The Criterion benchmarks can be executed with:
```bash
cargo bench
```
Benchmarks cover:
- Cached vs. uncached reference lookups.
- DTC parsing throughput.
- Full conversion pipeline comparisons (parallel vs. single-threaded execution).
## Testing
Unit, integration, and property-based tests ensure correctness across a wide surface area:
```bash
cargo test # Debug builds, all tests
cargo test --release # Property tests under release optimizations
```
Ignored integration tests in `tests/remote_download.rs` exercise real-world genome downloads; run them manually as needed.
## Continuous Integration
See [`.github/workflows/ci.yml`](.github/workflows/ci.yml). The workflow performs:
- Formatting (`cargo fmt --check`)
- Linting (`cargo clippy --all-targets -- -D warnings`)
- Cross-platform builds
- Test suites (debug + release/property)
- Benchmarks (`cargo bench --no-fail-fast`)
- Coverage reporting via `cargo tarpaulin` on Linux
## Project Architecture
- `src/cli.rs` – Argument parsing and top-level command dispatch.
- `src/conversion.rs` – Conversion pipeline, header construction, and record translation.
- `src/dtc.rs` – Streaming parser for DTC genotype exports.
- `src/reference.rs` – Reference genome loader, contig metadata, and cached base access.
- `src/remote.rs` – Remote fetching with HTTP(S) support and archive extraction.
Additional resources:
- `tests/` – Integration and property-based test suites.

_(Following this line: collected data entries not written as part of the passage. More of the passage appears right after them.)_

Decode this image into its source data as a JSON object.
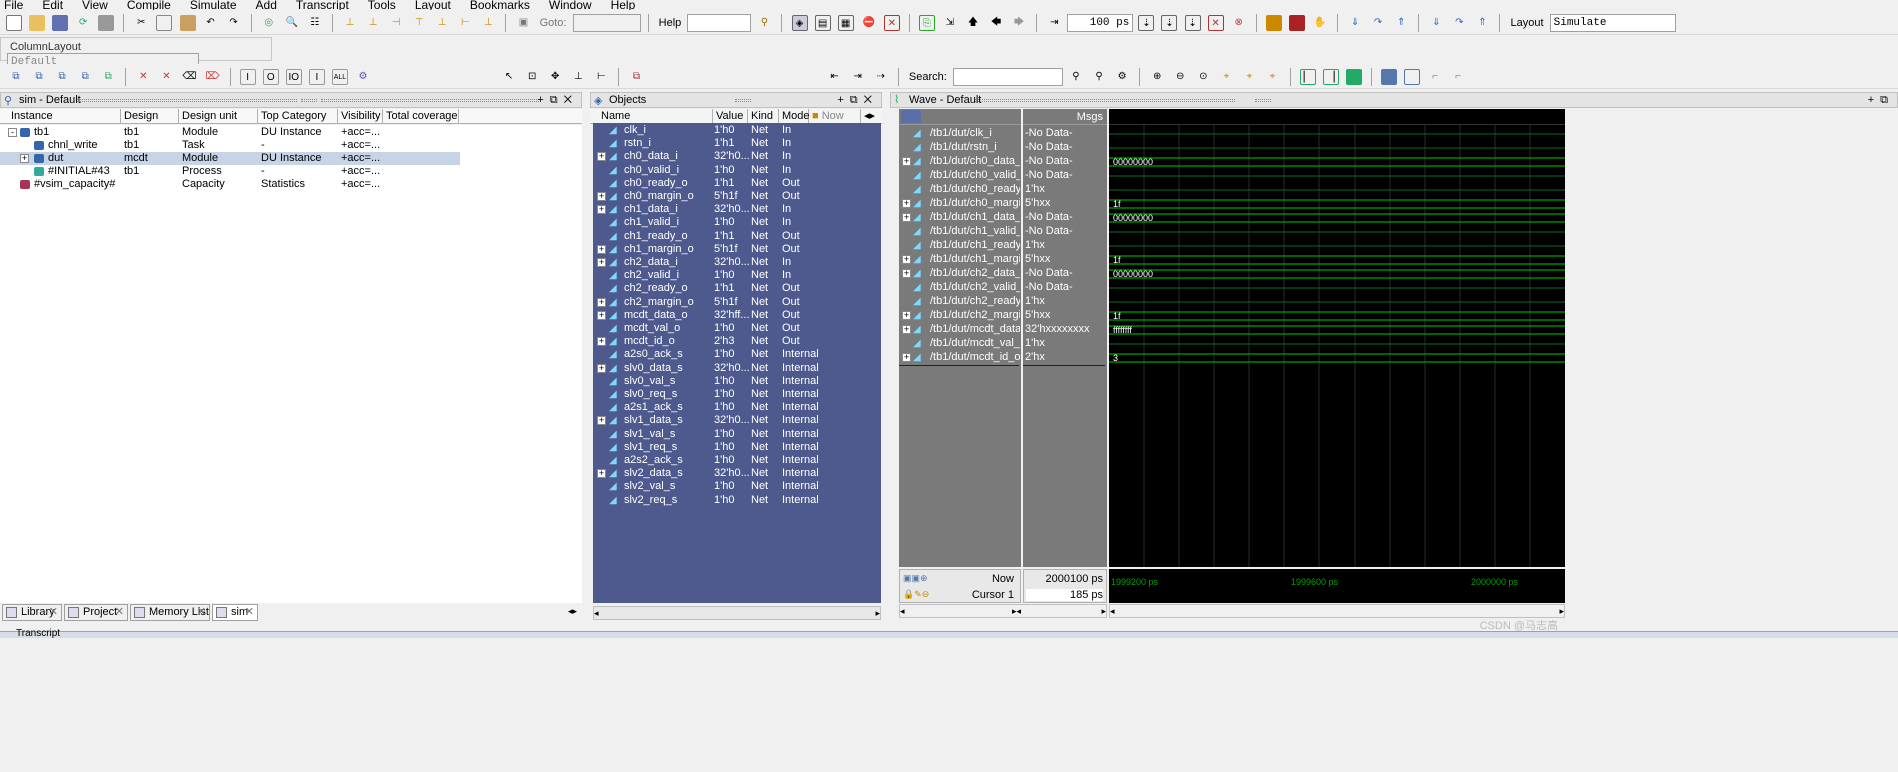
{
  "menu": [
    "File",
    "Edit",
    "View",
    "Compile",
    "Simulate",
    "Add",
    "Transcript",
    "Tools",
    "Layout",
    "Bookmarks",
    "Window",
    "Help"
  ],
  "toolbar": {
    "goto_label": "Goto:",
    "help_label": "Help",
    "run_length": "100 ps",
    "layout_label": "Layout",
    "layout_value": "Simulate",
    "column_layout_label": "ColumnLayout",
    "column_layout_value": "Default",
    "search_label": "Search:"
  },
  "sim_pane": {
    "title": "sim - Default",
    "columns": [
      "Instance",
      "Design unit",
      "Design unit type",
      "Top Category",
      "Visibility",
      "Total coverage"
    ],
    "rows": [
      {
        "instance": "tb1",
        "unit": "tb1",
        "type": "Module",
        "category": "DU Instance",
        "visibility": "+acc=...",
        "expander": "-"
      },
      {
        "instance": "chnl_write",
        "unit": "tb1",
        "type": "Task",
        "category": "-",
        "visibility": "+acc=...",
        "expander": ""
      },
      {
        "instance": "dut",
        "unit": "mcdt",
        "type": "Module",
        "category": "DU Instance",
        "visibility": "+acc=...",
        "expander": "+"
      },
      {
        "instance": "#INITIAL#43",
        "unit": "tb1",
        "type": "Process",
        "category": "-",
        "visibility": "+acc=...",
        "expander": ""
      },
      {
        "instance": "#vsim_capacity#",
        "unit": "",
        "type": "Capacity",
        "category": "Statistics",
        "visibility": "+acc=...",
        "expander": ""
      }
    ]
  },
  "objects_pane": {
    "title": "Objects",
    "columns": [
      "Name",
      "Value",
      "Kind",
      "Mode",
      "Now"
    ],
    "rows": [
      {
        "name": "clk_i",
        "value": "1'h0",
        "kind": "Net",
        "mode": "In",
        "exp": false
      },
      {
        "name": "rstn_i",
        "value": "1'h1",
        "kind": "Net",
        "mode": "In",
        "exp": false
      },
      {
        "name": "ch0_data_i",
        "value": "32'h0...",
        "kind": "Net",
        "mode": "In",
        "exp": true
      },
      {
        "name": "ch0_valid_i",
        "value": "1'h0",
        "kind": "Net",
        "mode": "In",
        "exp": false
      },
      {
        "name": "ch0_ready_o",
        "value": "1'h1",
        "kind": "Net",
        "mode": "Out",
        "exp": false
      },
      {
        "name": "ch0_margin_o",
        "value": "5'h1f",
        "kind": "Net",
        "mode": "Out",
        "exp": true
      },
      {
        "name": "ch1_data_i",
        "value": "32'h0...",
        "kind": "Net",
        "mode": "In",
        "exp": true
      },
      {
        "name": "ch1_valid_i",
        "value": "1'h0",
        "kind": "Net",
        "mode": "In",
        "exp": false
      },
      {
        "name": "ch1_ready_o",
        "value": "1'h1",
        "kind": "Net",
        "mode": "Out",
        "exp": false
      },
      {
        "name": "ch1_margin_o",
        "value": "5'h1f",
        "kind": "Net",
        "mode": "Out",
        "exp": true
      },
      {
        "name": "ch2_data_i",
        "value": "32'h0...",
        "kind": "Net",
        "mode": "In",
        "exp": true
      },
      {
        "name": "ch2_valid_i",
        "value": "1'h0",
        "kind": "Net",
        "mode": "In",
        "exp": false
      },
      {
        "name": "ch2_ready_o",
        "value": "1'h1",
        "kind": "Net",
        "mode": "Out",
        "exp": false
      },
      {
        "name": "ch2_margin_o",
        "value": "5'h1f",
        "kind": "Net",
        "mode": "Out",
        "exp": true
      },
      {
        "name": "mcdt_data_o",
        "value": "32'hff...",
        "kind": "Net",
        "mode": "Out",
        "exp": true
      },
      {
        "name": "mcdt_val_o",
        "value": "1'h0",
        "kind": "Net",
        "mode": "Out",
        "exp": false
      },
      {
        "name": "mcdt_id_o",
        "value": "2'h3",
        "kind": "Net",
        "mode": "Out",
        "exp": true
      },
      {
        "name": "a2s0_ack_s",
        "value": "1'h0",
        "kind": "Net",
        "mode": "Internal",
        "exp": false
      },
      {
        "name": "slv0_data_s",
        "value": "32'h0...",
        "kind": "Net",
        "mode": "Internal",
        "exp": true
      },
      {
        "name": "slv0_val_s",
        "value": "1'h0",
        "kind": "Net",
        "mode": "Internal",
        "exp": false
      },
      {
        "name": "slv0_req_s",
        "value": "1'h0",
        "kind": "Net",
        "mode": "Internal",
        "exp": false
      },
      {
        "name": "a2s1_ack_s",
        "value": "1'h0",
        "kind": "Net",
        "mode": "Internal",
        "exp": false
      },
      {
        "name": "slv1_data_s",
        "value": "32'h0...",
        "kind": "Net",
        "mode": "Internal",
        "exp": true
      },
      {
        "name": "slv1_val_s",
        "value": "1'h0",
        "kind": "Net",
        "mode": "Internal",
        "exp": false
      },
      {
        "name": "slv1_req_s",
        "value": "1'h0",
        "kind": "Net",
        "mode": "Internal",
        "exp": false
      },
      {
        "name": "a2s2_ack_s",
        "value": "1'h0",
        "kind": "Net",
        "mode": "Internal",
        "exp": false
      },
      {
        "name": "slv2_data_s",
        "value": "32'h0...",
        "kind": "Net",
        "mode": "Internal",
        "exp": true
      },
      {
        "name": "slv2_val_s",
        "value": "1'h0",
        "kind": "Net",
        "mode": "Internal",
        "exp": false
      },
      {
        "name": "slv2_req_s",
        "value": "1'h0",
        "kind": "Net",
        "mode": "Internal",
        "exp": false
      }
    ]
  },
  "wave_pane": {
    "title": "Wave - Default",
    "msgs_label": "Msgs",
    "signals": [
      {
        "path": "/tb1/dut/clk_i",
        "msg": "-No Data-",
        "wave": "",
        "exp": false
      },
      {
        "path": "/tb1/dut/rstn_i",
        "msg": "-No Data-",
        "wave": "",
        "exp": false
      },
      {
        "path": "/tb1/dut/ch0_data_i",
        "msg": "-No Data-",
        "wave": "00000000",
        "exp": true
      },
      {
        "path": "/tb1/dut/ch0_valid_i",
        "msg": "-No Data-",
        "wave": "",
        "exp": false
      },
      {
        "path": "/tb1/dut/ch0_ready_o",
        "msg": "1'hx",
        "wave": "",
        "exp": false
      },
      {
        "path": "/tb1/dut/ch0_margi...",
        "msg": "5'hxx",
        "wave": "1f",
        "exp": true
      },
      {
        "path": "/tb1/dut/ch1_data_i",
        "msg": "-No Data-",
        "wave": "00000000",
        "exp": true
      },
      {
        "path": "/tb1/dut/ch1_valid_i",
        "msg": "-No Data-",
        "wave": "",
        "exp": false
      },
      {
        "path": "/tb1/dut/ch1_ready_o",
        "msg": "1'hx",
        "wave": "",
        "exp": false
      },
      {
        "path": "/tb1/dut/ch1_margi...",
        "msg": "5'hxx",
        "wave": "1f",
        "exp": true
      },
      {
        "path": "/tb1/dut/ch2_data_i",
        "msg": "-No Data-",
        "wave": "00000000",
        "exp": true
      },
      {
        "path": "/tb1/dut/ch2_valid_i",
        "msg": "-No Data-",
        "wave": "",
        "exp": false
      },
      {
        "path": "/tb1/dut/ch2_ready_o",
        "msg": "1'hx",
        "wave": "",
        "exp": false
      },
      {
        "path": "/tb1/dut/ch2_margi...",
        "msg": "5'hxx",
        "wave": "1f",
        "exp": true
      },
      {
        "path": "/tb1/dut/mcdt_data_o",
        "msg": "32'hxxxxxxxx",
        "wave": "ffffffff",
        "exp": true
      },
      {
        "path": "/tb1/dut/mcdt_val_o",
        "msg": "1'hx",
        "wave": "",
        "exp": false
      },
      {
        "path": "/tb1/dut/mcdt_id_o",
        "msg": "2'hx",
        "wave": "3",
        "exp": true
      }
    ],
    "now_label": "Now",
    "now_value": "2000100 ps",
    "cursor_label": "Cursor 1",
    "cursor_value": "185 ps",
    "timeline": [
      "1999200 ps",
      "1999600 ps",
      "2000000 ps"
    ]
  },
  "tabs": [
    {
      "label": "Library"
    },
    {
      "label": "Project"
    },
    {
      "label": "Memory List"
    },
    {
      "label": "sim"
    }
  ],
  "transcript_label": "Transcript",
  "watermark": "CSDN @马志高",
  "colors": {
    "objects_bg": "#4e5a8e",
    "wave_bg": "#000000",
    "wave_green": "#00c800",
    "names_bg": "#7a7a7a"
  }
}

- `benches/` – Criterion benchmarks for core subsystems.
## Contributing
1. Install the nightly toolchain (`rustup toolchain install nightly`).
2. Run formatting and linting before submitting: `cargo fmt` and `cargo clippy --all-targets -- -D warnings`.
3. Execute the full test suite (debug + release) and benchmarks.
4. For large datasets or new reference assemblies, add integration tests with representative fixtures.
Issues and pull requests are welcome! Please include benchmark results when proposing performance-sensitive changes.